The resignation of President Richard M. Nixon in August 1974, and the prison sentences issued to many of his top aides in 1975, were vindications for those who hoped to see deception and criminality purged from the White House. As our current president faces similar allegations, Watergate has returned to the popular consciousness. Now on view at Gallery 98, vintage sketches by renowned courtroom artist Freda L. Reiter (1919–86) let us relive the drama of that moment.
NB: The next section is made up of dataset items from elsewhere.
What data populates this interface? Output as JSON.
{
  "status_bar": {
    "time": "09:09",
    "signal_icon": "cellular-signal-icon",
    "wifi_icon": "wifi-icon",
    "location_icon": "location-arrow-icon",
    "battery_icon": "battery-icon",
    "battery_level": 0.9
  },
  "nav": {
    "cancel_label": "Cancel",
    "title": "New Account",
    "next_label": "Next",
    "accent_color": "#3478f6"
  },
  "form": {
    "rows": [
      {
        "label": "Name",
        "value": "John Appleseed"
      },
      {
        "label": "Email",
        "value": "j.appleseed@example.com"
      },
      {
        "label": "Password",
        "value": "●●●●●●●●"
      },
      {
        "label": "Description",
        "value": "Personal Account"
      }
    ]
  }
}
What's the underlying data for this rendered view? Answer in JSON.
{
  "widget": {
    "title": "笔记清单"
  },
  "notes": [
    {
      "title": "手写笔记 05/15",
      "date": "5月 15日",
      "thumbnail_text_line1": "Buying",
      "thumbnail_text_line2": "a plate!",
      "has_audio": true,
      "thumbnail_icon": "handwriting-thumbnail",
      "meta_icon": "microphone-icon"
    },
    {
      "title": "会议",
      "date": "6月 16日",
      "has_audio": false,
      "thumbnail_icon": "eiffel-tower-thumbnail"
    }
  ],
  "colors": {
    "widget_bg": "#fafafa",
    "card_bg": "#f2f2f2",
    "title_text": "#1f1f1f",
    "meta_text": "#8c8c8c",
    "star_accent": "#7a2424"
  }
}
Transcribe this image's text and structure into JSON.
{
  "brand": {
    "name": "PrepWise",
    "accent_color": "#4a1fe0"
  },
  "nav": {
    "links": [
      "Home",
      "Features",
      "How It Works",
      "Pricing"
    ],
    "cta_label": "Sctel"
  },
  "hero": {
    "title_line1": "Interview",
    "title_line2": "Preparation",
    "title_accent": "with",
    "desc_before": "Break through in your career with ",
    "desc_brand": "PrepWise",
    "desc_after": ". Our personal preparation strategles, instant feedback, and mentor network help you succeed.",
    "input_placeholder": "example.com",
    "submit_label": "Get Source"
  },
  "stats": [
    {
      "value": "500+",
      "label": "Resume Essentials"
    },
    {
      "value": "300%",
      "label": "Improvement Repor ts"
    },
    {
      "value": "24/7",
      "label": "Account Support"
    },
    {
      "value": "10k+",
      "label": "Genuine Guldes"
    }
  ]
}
Today, it’s hacked e-mails. Back then, it was the bugging of the Democratic National Committee office at the Watergate complex. As investigations into the burglary exposed crimes and “dirty tricks” planned at the highest levels of the Nixon administration, “Watergate” became (as Jon Meacham writes in the New York Times this week) “a catchall term for the White House’s involvement in political espionage, break-ins and subsequent cover-ups.” The Senate hearings and court trials in which the story played out received an unprecedented amount of media coverage, aided by sketch artists like Reiter.
Gallery 98 currently offers 24 pastel drawings done by Reiter for ABC-TV’s coverage of the Watergate scandal. Watergate marked a high point for the practice of courtroom illustration, which would decline as US courtrooms began to permit cameras. Reiter was one of the best artists covering the story. Her excellent portraits and courtroom scenes captured the drama of the moment with carefully observed gestures and evocative bursts of color.
Despite their long history, courtroom drawings and other journalistic illustration have rarely entered the world of fine art. Now, in the wake of Pop art, and the blurring of lines between fine arts and mass media, the work of artists like Reiter can be better appreciated both as aesthetic achievements and as part of the historical record.